Back to Nick's questions:::

YES !!! There were very many 'exceptional' fish floating dead on the shoreline. Large mouth bass that would have easily tipped the scale at 4+ pounds. The largest I saw was about 21 inches long. Many bass in the legal 14" range and larger, and of course many smaller bass also. Bluegill up to 10" were also dead on the shore, along with black crappie up to 12" or so and again many of these fish in the smaller sizes. Keeper sized perch were also killed and black bullheads up to 12" were also dead. Northern pike that were of the legal 26" size and lots of them that were smaller were rotting on the shore as well. Many hundreds if not thousands of fish were dead on the shoreline and that does not count those fish that just sunk to the bottom and decayed. It appears that the frogs and turtles were not totally wiped out like the fish were. But I imagine even they took a hit.

To 'Dan 333':::

A sign has been posted at the Little Elkhart Lake boat landing stating that there has been a 100% winter kill and suggesting that people practice catch and release. We can only hope that they do, after all how many 4" or 5" blue gill do you need to make a meal? It will take several years for these fish planted in 2014 to reach 'keeper' size. It might be best just to let them grow for a while.

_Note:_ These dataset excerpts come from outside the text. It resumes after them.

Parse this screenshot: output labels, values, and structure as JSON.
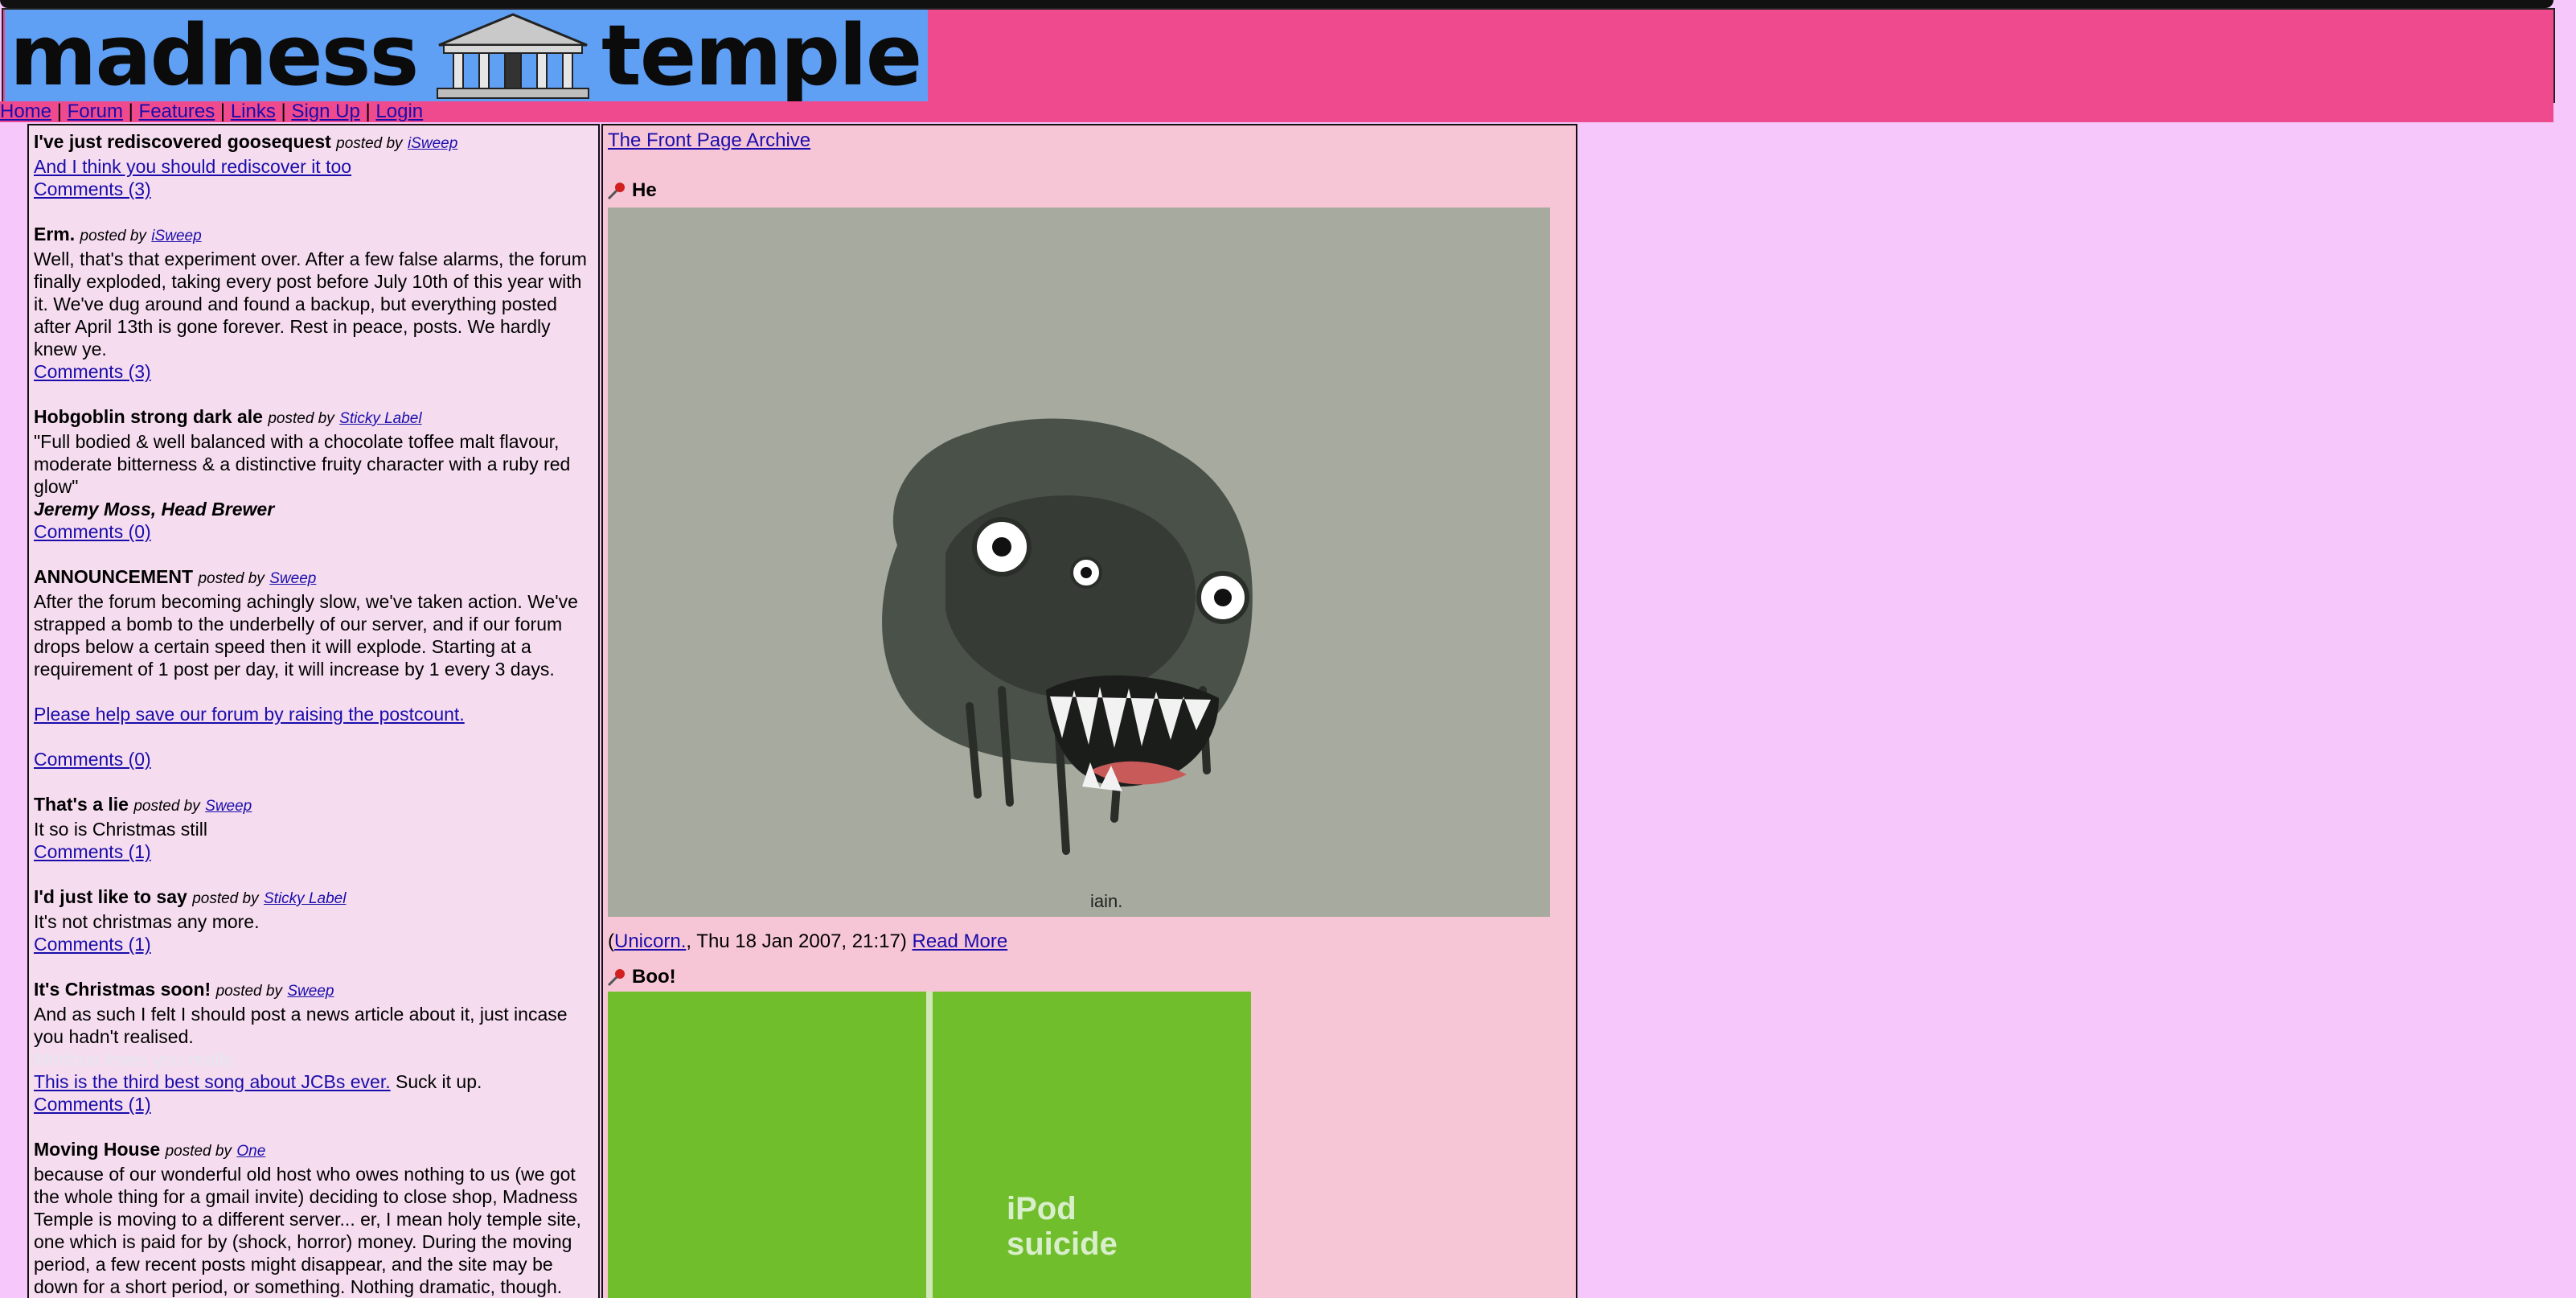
{
  "site": {
    "logo_left": "madness",
    "logo_right": "temple",
    "logo_alt": "Madness Temple",
    "colors": {
      "banner": "#ef4a8e",
      "logo_bg": "#5fa0f5",
      "page_bg": "#f5c7fb",
      "left_bg": "#f5dcef",
      "main_bg": "#f7c6d6"
    }
  },
  "nav": {
    "items": [
      "Home",
      "Forum",
      "Features",
      "Links",
      "Sign Up",
      "Login"
    ],
    "separator": "|"
  },
  "posts": [
    {
      "title": "I've just rediscovered goosequest",
      "posted_by": "posted by",
      "author": "iSweep",
      "link": "And I think you should rediscover it too",
      "comments": "Comments (3)"
    },
    {
      "title": "Erm.",
      "posted_by": "posted by",
      "author": "iSweep",
      "body": "Well, that's that experiment over. After a few false alarms, the forum finally exploded, taking every post before July 10th of this year with it. We've dug around and found a backup, but everything posted after April 13th is gone forever. Rest in peace, posts. We hardly knew ye.",
      "comments": "Comments (3)"
    },
    {
      "title": "Hobgoblin strong dark ale",
      "posted_by": "posted by",
      "author": "Sticky Label",
      "body": "\"Full bodied & well balanced with a chocolate toffee malt flavour, moderate bitterness & a distinctive fruity character with a ruby red glow\"",
      "signature": "Jeremy Moss, Head Brewer",
      "comments": "Comments (0)"
    },
    {
      "title": "ANNOUNCEMENT",
      "posted_by": "posted by",
      "author": "Sweep",
      "body": "After the forum becoming achingly slow, we've taken action. We've strapped a bomb to the underbelly of our server, and if our forum drops below a certain speed then it will explode. Starting at a requirement of 1 post per day, it will increase by 1 every 3 days.",
      "link": "Please help save our forum by raising the postcount.",
      "comments": "Comments (0)"
    },
    {
      "title": "That's a lie",
      "posted_by": "posted by",
      "author": "Sweep",
      "body": "It so is Christmas still",
      "comments": "Comments (1)"
    },
    {
      "title": "I'd just like to say",
      "posted_by": "posted by",
      "author": "Sticky Label",
      "body": "It's not christmas any more.",
      "comments": "Comments (1)"
    },
    {
      "title": "It's Christmas soon!",
      "posted_by": "posted by",
      "author": "Sweep",
      "body": "And as such I felt I should post a news article about it, just incase you hadn't realised.",
      "hidden": "Minitrue loves you really.",
      "link": "This is the third best song about JCBs ever.",
      "after_link": " Suck it up.",
      "comments": "Comments (1)"
    },
    {
      "title": "Moving House",
      "posted_by": "posted by",
      "author": "One",
      "body": "because of our wonderful old host who owes nothing to us (we got the whole thing for a gmail invite) deciding to close shop, Madness Temple is moving to a different server... er, I mean holy temple site, one which is paid for by (shock, horror) money. During the moving period, a few recent posts might disappear, and the site may be down for a short period, or something. Nothing dramatic, though."
    }
  ],
  "main": {
    "archive_link": "The Front Page Archive",
    "entries": [
      {
        "title": "He",
        "icon": "pin-icon",
        "image_icon": "monster-drawing",
        "signature": "iain.",
        "meta_open": "(",
        "meta_author": "Unicorn.",
        "meta_date": ", Thu 18 Jan 2007, 21:17)",
        "read_more": "Read More"
      },
      {
        "title": "Boo!",
        "icon": "pin-icon",
        "image_text": "iPod suicide",
        "image_icon": "ipod-poster"
      }
    ]
  }
}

This is why I posted the letter asking for donations to the effort to re-stock the lake. These newly released fish will eventually benefit the entire fishing community by returning Little Elkhart Lake to the fine fishery it once was. The stocking that was done in 2014 is just a good start to bringing back the fishery. More stocking should be done in 2015 in order to restore the lake's fish population.

So.... Any and all donations to the cause will be greatly appreciated by not only the Little Elkhart Lake Rehabilitation District, but by all of those who have fished the lake in the past and hope to fish the lake in the future.

Nick Schumacher, Get Hooked, and Dan333 and any other Lake-Linkers who care are thanked for their donations of any size. Donations can be sent to the Sheboygan County Conservation Association at the following address:::

SCCA P.O.Box 522 Sheboygan, WI 53082

These are tax deductible donations. Don't forget to note that the donation is for Little Elkhart Lake fish restocking.